Bell, Denk, Isserlis & Ridout at Wigmore Hall – Fauré & Schumann

Fauré
Sonata No.1 in A for Violin and Piano, Op.13
Schumann
Piano Trio No.1 in D-minor, Op.63
Fünf Stücke im Volkston, Op.102
Fauré
Piano Quartet No.2 in G-minor, Op.45

Joshua Bell (violin), Timothy Ridout (viola), Steven Isserlis (cello) & Jeremy Denk (piano)


Reviewed by: Peter Reed

Reviewed: 23 March, 2019
Venue: Wigmore Hall, London

Jeremy DenkPhotograph: John D. & Catherine T. MacArthur FoundationThe dominating aspect of this Schumann and Fauré recital was the calibre of Jeremy Denk’s role at the piano, which declared itself decisively with Joshua Bell in the Frenchman’s A-major Violin Sonata. It was though they were continuing their dressing-room discussion, in music, such was the rapport – longstanding, it should be said – between these two players.

Performers of this wonderful, salon-busting work often put all their money on its grand, soaring opening to set the style of the first movement, but Denk was more circumspect, keeping back some of its rippling energy. Bell’s generous, long-breathed bow and a wiry, muscular tone did the rest in brilliance and passion, and he then veiled his style to let the Andante veer ever closer to dissolution, nudged in that direction with the utmost discretion by Denk. Sometimes you think that the music might tilt into César Franck’s rather self-conscious chromaticism, but Bell and Denk opened the door on Fauré’s unique elusiveness.

You probably wouldn’t say that Schumann and Fauré knock sparks off each other, but Schumann, for all the stature of his chamber music, has a different approach to his bigger scores. Apart from a few orchestral works (and the Requiem), Fauré’s substantial works are all chamber music, the best of them in the salon but not quite of it, with characteristically broad themes turning towards extremes of intimacy. Schumann’s brand of fantasy is also much more defined than Fauré’s, which sometimes seems marooned in its own ambiguity – and this recital caught the differences.

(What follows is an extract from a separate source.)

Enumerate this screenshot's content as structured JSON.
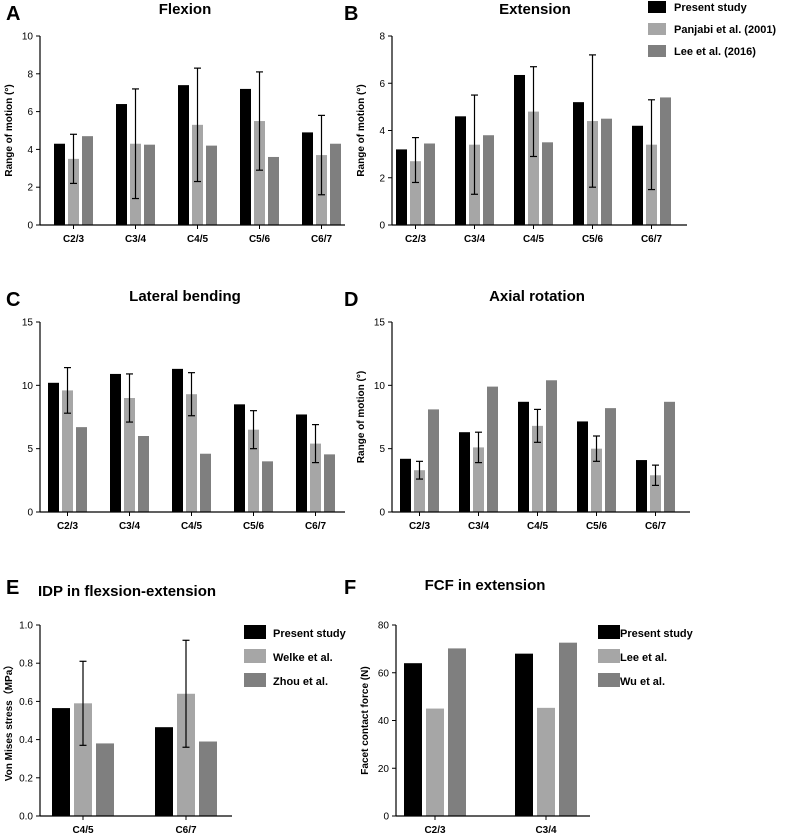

Schumann’s fantasy jumped out at you in an electrifying performance of the D-minor Piano Trio, in which Denk sometimes seemed to be vamping his way to the holy grail of spontaneous ensemble, with Bell and Steven Isserlis imposing a dialogue of violin brilliance and cello stealth, and all three flew with the energy of the Scherzo.

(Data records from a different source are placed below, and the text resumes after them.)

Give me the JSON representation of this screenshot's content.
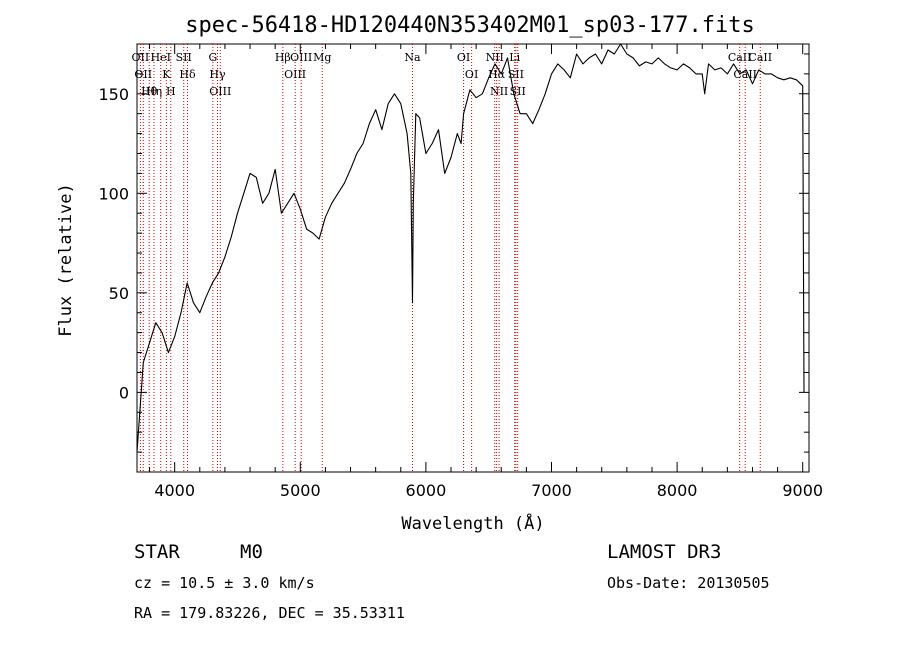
{
  "chart_data": {
    "type": "line",
    "title": "spec-56418-HD120440N353402M01_sp03-177.fits",
    "xlabel": "Wavelength (Å)",
    "ylabel": "Flux (relative)",
    "xlim": [
      3700,
      9050
    ],
    "ylim": [
      -40,
      175
    ],
    "xticks": [
      4000,
      5000,
      6000,
      7000,
      8000,
      9000
    ],
    "yticks": [
      0,
      50,
      100,
      150
    ],
    "series": [
      {
        "name": "flux",
        "x": [
          3700,
          3750,
          3800,
          3850,
          3900,
          3950,
          4000,
          4050,
          4100,
          4150,
          4200,
          4250,
          4300,
          4350,
          4400,
          4450,
          4500,
          4550,
          4600,
          4650,
          4700,
          4750,
          4800,
          4850,
          4900,
          4950,
          5000,
          5050,
          5100,
          5150,
          5200,
          5250,
          5300,
          5350,
          5400,
          5450,
          5500,
          5550,
          5600,
          5650,
          5700,
          5750,
          5800,
          5850,
          5880,
          5893,
          5900,
          5920,
          5950,
          6000,
          6050,
          6100,
          6150,
          6200,
          6250,
          6280,
          6300,
          6350,
          6400,
          6450,
          6500,
          6550,
          6600,
          6650,
          6700,
          6750,
          6800,
          6850,
          6900,
          6950,
          7000,
          7050,
          7100,
          7150,
          7200,
          7250,
          7300,
          7350,
          7400,
          7450,
          7500,
          7550,
          7600,
          7650,
          7700,
          7750,
          7800,
          7850,
          7900,
          7950,
          8000,
          8050,
          8100,
          8150,
          8200,
          8220,
          8250,
          8300,
          8350,
          8400,
          8450,
          8500,
          8550,
          8600,
          8650,
          8700,
          8750,
          8800,
          8850,
          8900,
          8950,
          9000,
          9010
        ],
        "y": [
          -30,
          15,
          25,
          35,
          30,
          20,
          28,
          40,
          55,
          45,
          40,
          48,
          55,
          60,
          68,
          78,
          90,
          100,
          110,
          108,
          95,
          100,
          112,
          90,
          95,
          100,
          92,
          82,
          80,
          77,
          88,
          95,
          100,
          105,
          112,
          120,
          125,
          135,
          142,
          132,
          145,
          150,
          145,
          130,
          110,
          45,
          95,
          140,
          138,
          120,
          125,
          132,
          110,
          118,
          130,
          125,
          140,
          152,
          148,
          150,
          158,
          165,
          160,
          168,
          150,
          140,
          140,
          135,
          142,
          150,
          160,
          165,
          162,
          158,
          170,
          165,
          168,
          170,
          165,
          172,
          170,
          175,
          170,
          168,
          164,
          166,
          165,
          168,
          165,
          163,
          162,
          165,
          163,
          160,
          160,
          150,
          165,
          162,
          163,
          160,
          165,
          160,
          162,
          155,
          162,
          160,
          160,
          158,
          157,
          158,
          157,
          154,
          0
        ]
      }
    ],
    "line_markers": [
      {
        "x": 3727,
        "label": "OII"
      },
      {
        "x": 3750,
        "label": "OII"
      },
      {
        "x": 3797,
        "label": "Hθ"
      },
      {
        "x": 3835,
        "label": "Hη"
      },
      {
        "x": 3889,
        "label": "HeI"
      },
      {
        "x": 3934,
        "label": "K"
      },
      {
        "x": 3969,
        "label": "H"
      },
      {
        "x": 4072,
        "label": "SII"
      },
      {
        "x": 4102,
        "label": "Hδ"
      },
      {
        "x": 4304,
        "label": "G"
      },
      {
        "x": 4341,
        "label": "Hγ"
      },
      {
        "x": 4363,
        "label": "OIII"
      },
      {
        "x": 4861,
        "label": "Hβ"
      },
      {
        "x": 4959,
        "label": "OIII"
      },
      {
        "x": 5007,
        "label": "OIII"
      },
      {
        "x": 5175,
        "label": "Mg"
      },
      {
        "x": 5893,
        "label": "Na"
      },
      {
        "x": 6300,
        "label": "OI"
      },
      {
        "x": 6364,
        "label": "OI"
      },
      {
        "x": 6548,
        "label": "NII"
      },
      {
        "x": 6563,
        "label": "Hα"
      },
      {
        "x": 6583,
        "label": "NII"
      },
      {
        "x": 6707,
        "label": "Li"
      },
      {
        "x": 6716,
        "label": "SII"
      },
      {
        "x": 6731,
        "label": "SII"
      },
      {
        "x": 8498,
        "label": "CaII"
      },
      {
        "x": 8542,
        "label": "CaII"
      },
      {
        "x": 8662,
        "label": "CaII"
      }
    ]
  },
  "info": {
    "object_class": "STAR",
    "subclass": "M0",
    "survey": "LAMOST DR3",
    "redshift": "cz = 10.5 ± 3.0 km/s",
    "obs_date": "Obs-Date: 20130505",
    "coords": "RA = 179.83226, DEC =  35.53311"
  },
  "colors": {
    "axis": "#000000",
    "line_marker": "#cc0000"
  }
}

The freshness of the Trio continued into Isserlis’s duo with Denk in the Five Pieces in Folk Style, which succinctly give you the essence of Schumann’s expressive world. Denk was at his most imp-like in the first, Mit Humor, almost as though he was trying to get a rise out of Isserlis’s gut-stringed reactions, and his radiant tone worked wonders in the dreamer second Piece and an unexpectedly desolate account of the third. Isserlis has talked often of his love for Schumann’s music, and that made itself felt here without any contrivance.

Timothy Ridout joined for Fauré’s G-minor Piano Quartet, and he served the many viola passages with incredible and subtle beauty of tone. Denk steered things with a fine understanding of Fauré’s deference to classical form without being enslaved by it, and, as in the Sonata, shaped the music’s seamless momentum with great skill. All four players were intensely communicative in the limpid Adagio, an amazing union of light and grace, even by Fauré’s exalted standards.